Tagli

Nell’ultima manovra sono previsti tagli per 5.660 docenti e 2.174 personale amministrativo e tecnico nella scuola. La riduzione di investimenti tocca quindi anche alla scuola. La sforbiciata generalizzata e trasversale richiesta dal ministro dell’Economia e della Finanza Gian Carlo Giorgetti arriva anche per Scuola e Università e sottolinea che il governo non ha alcuna intenzione di investire nell’istruzione. La mannaia arriva anche per l’Università che in prospettiva sarà costretta a fermare le assunzioni dei ricercatori.

I tagli previsti evidenziano un ammanco del fondo di finanziamento per l’Università per il 2024 pari a 513 milioni di euro e la distanza finanziaria rispetto al 2023 sarà di almeno 800 milioni. Ogni università indice i propri consigli di amministrazione per scoprire che i tagli saranno più consistenti rispetto a quelli che appaiono dai furbi e retorici discorsi governativi. I 9,03 miliardi di euro da erogare quest’anno indicano una decrescita di 201 milioni rispetto ai 9,204 miliardi del 2023. Così non solo si arresta l’evoluzione del sistema universitario nazionale, ma si mette a rischio la sopravvivenza stessa dell’università statale italiana e intere generazioni di giovani ricercatori e ricercatrici saranno senza prospettive.

Dalla stampa si legge che oggi su 84 atenei statali 78 in rosso. Al Nord soffrono particolarmente la Statale di Milano e le Università di Trieste e Venezia Ca’ Foscari, quindi Brescia, Genova e Modena-Reggio. Al Sud sono guai per tutte, in particolare l’Università del Sannio, di Reggio Calabria e Palermo. Ciascuna ha messo a bilancio una frenata delle assunzioni previste a inizio anno. Tutto il sistema ha oggi forti problemi. Molte università dovranno comprimere il fondo interno per la ricerca e rallentare le assunzioni. Ci si aspettava un ammanco di duecento milioni rispetto al 2023 ma a questi si è aggiunto un ammanco di altri trecento milioni e, dato che i calcoli sono ancora in corso, l’ammanco continuerà. Si dovrà ulteriormente rallentare il turnover, la sostituzione cioè di chi va in pensione, sarà un rallentamento brusco e i piani di reclutamento triennale dovranno essere ridotti in corsa.

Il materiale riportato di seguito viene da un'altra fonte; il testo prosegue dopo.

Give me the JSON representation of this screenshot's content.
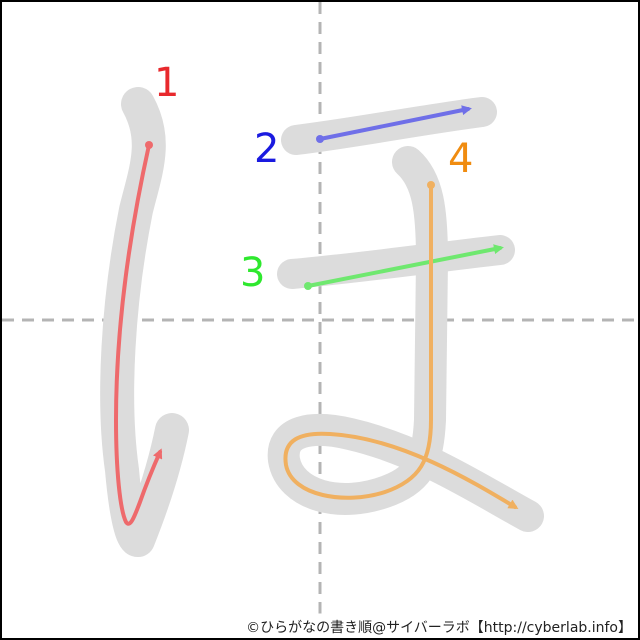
{
  "character": "ほ",
  "strokes": [
    {
      "number": "1",
      "color": "#e8292d",
      "arrow_color": "#ee6a6c"
    },
    {
      "number": "2",
      "color": "#1a1ae0",
      "arrow_color": "#6f6fe8"
    },
    {
      "number": "3",
      "color": "#2ee82e",
      "arrow_color": "#6fe86f"
    },
    {
      "number": "4",
      "color": "#f08c10",
      "arrow_color": "#f0b060"
    }
  ],
  "footer": {
    "credit": "©ひらがなの書き順@サイバーラボ【http://cyberlab.info】"
  },
  "colors": {
    "glyph_shadow": "#dcdcdc",
    "guide_lines": "#b4b4b4",
    "frame": "#000000",
    "background": "#ffffff"
  }
}
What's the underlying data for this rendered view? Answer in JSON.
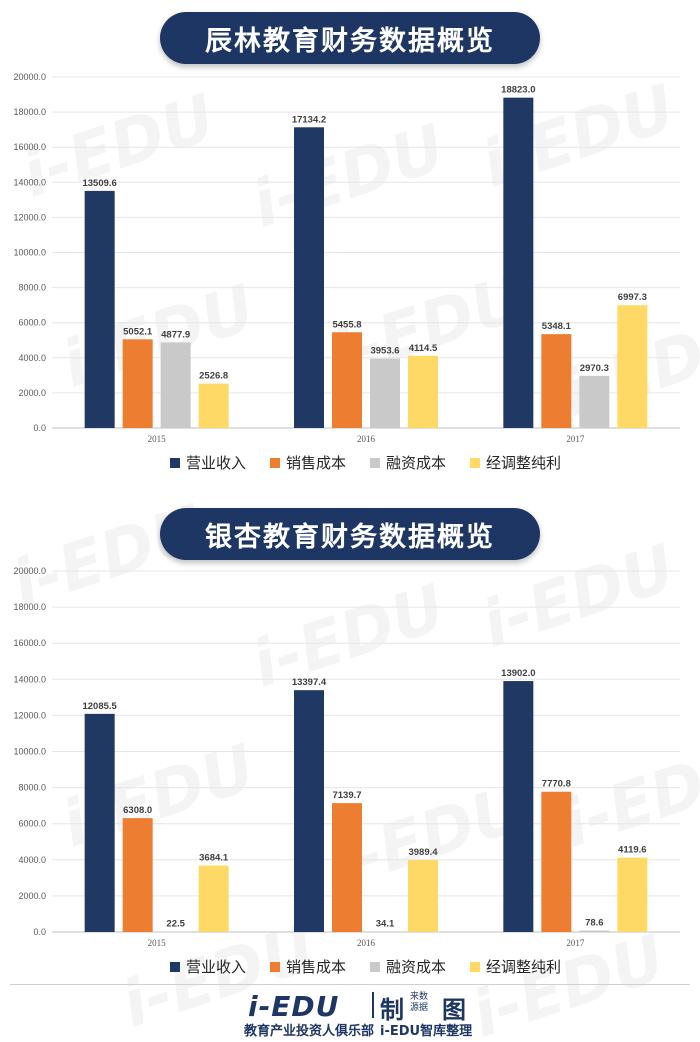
{
  "watermark": "i-EDU",
  "chart_data": [
    {
      "type": "bar",
      "title": "辰林教育财务数据概览",
      "categories": [
        "2015",
        "2016",
        "2017"
      ],
      "series": [
        {
          "name": "营业收入",
          "color": "#1f3864",
          "values": [
            13509.6,
            17134.2,
            18823.0
          ]
        },
        {
          "name": "销售成本",
          "color": "#ed7d31",
          "values": [
            5052.1,
            5455.8,
            5348.1
          ]
        },
        {
          "name": "融资成本",
          "color": "#c9c9c9",
          "values": [
            4877.9,
            3953.6,
            2970.3
          ]
        },
        {
          "name": "经调整纯利",
          "color": "#ffd966",
          "values": [
            2526.8,
            4114.5,
            6997.3
          ]
        }
      ],
      "ylim": [
        0,
        20000
      ],
      "yticks": [
        "0.0",
        "2000.0",
        "4000.0",
        "6000.0",
        "8000.0",
        "10000.0",
        "12000.0",
        "14000.0",
        "16000.0",
        "18000.0",
        "20000.0"
      ],
      "grid": true,
      "legend": "bottom"
    },
    {
      "type": "bar",
      "title": "银杏教育财务数据概览",
      "categories": [
        "2015",
        "2016",
        "2017"
      ],
      "series": [
        {
          "name": "营业收入",
          "color": "#1f3864",
          "values": [
            12085.5,
            13397.4,
            13902.0
          ]
        },
        {
          "name": "销售成本",
          "color": "#ed7d31",
          "values": [
            6308.0,
            7139.7,
            7770.8
          ]
        },
        {
          "name": "融资成本",
          "color": "#c9c9c9",
          "values": [
            22.5,
            34.1,
            78.6
          ]
        },
        {
          "name": "经调整纯利",
          "color": "#ffd966",
          "values": [
            3684.1,
            3989.4,
            4119.6
          ]
        }
      ],
      "ylim": [
        0,
        20000
      ],
      "yticks": [
        "0.0",
        "2000.0",
        "4000.0",
        "6000.0",
        "8000.0",
        "10000.0",
        "12000.0",
        "14000.0",
        "16000.0",
        "18000.0",
        "20000.0"
      ],
      "grid": true,
      "legend": "bottom"
    }
  ],
  "footer": {
    "logo": "i-EDU",
    "logo_char1": "制",
    "logo_small": "来数源据",
    "logo_char2": "图",
    "subtitle_left": "教育产业投资人俱乐部",
    "subtitle_right": "i-EDU智库整理"
  }
}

Tanti giovani ricercatori precari che aspettavano una stabilizzazione non potranno averla poiché i tagli alla fine riguarderanno sempre più il personale. Che cosa si vuole fare dell’università pubblica in questo Paese? Si rallenterà l’ingresso di nuove figure e sarà frenato l’arrivo di giovani ricercatori, un elemento che potrà portare all’aumento del fenomeno della “fuga dei cervelli”.

La Conferenza dei Rettori sta lavorando con il ministero delle Finanze per trovare spazi di sostenibilità finanziaria per università e ricerca. Si stanno cercando nuove soluzioni per superare una visione punitiva che mette un freno alle università. Sarà possibile? I rischi sono alti dato che molti componenti di questo governo, a partire dagli scranni più alti, non hanno un titolo universitario. Il disprezzo per la conoscenza e la libera cultura genera populismo, complottismo, razzismo e diseguaglianze. Se questo progetto si sta realizzando con molto successo.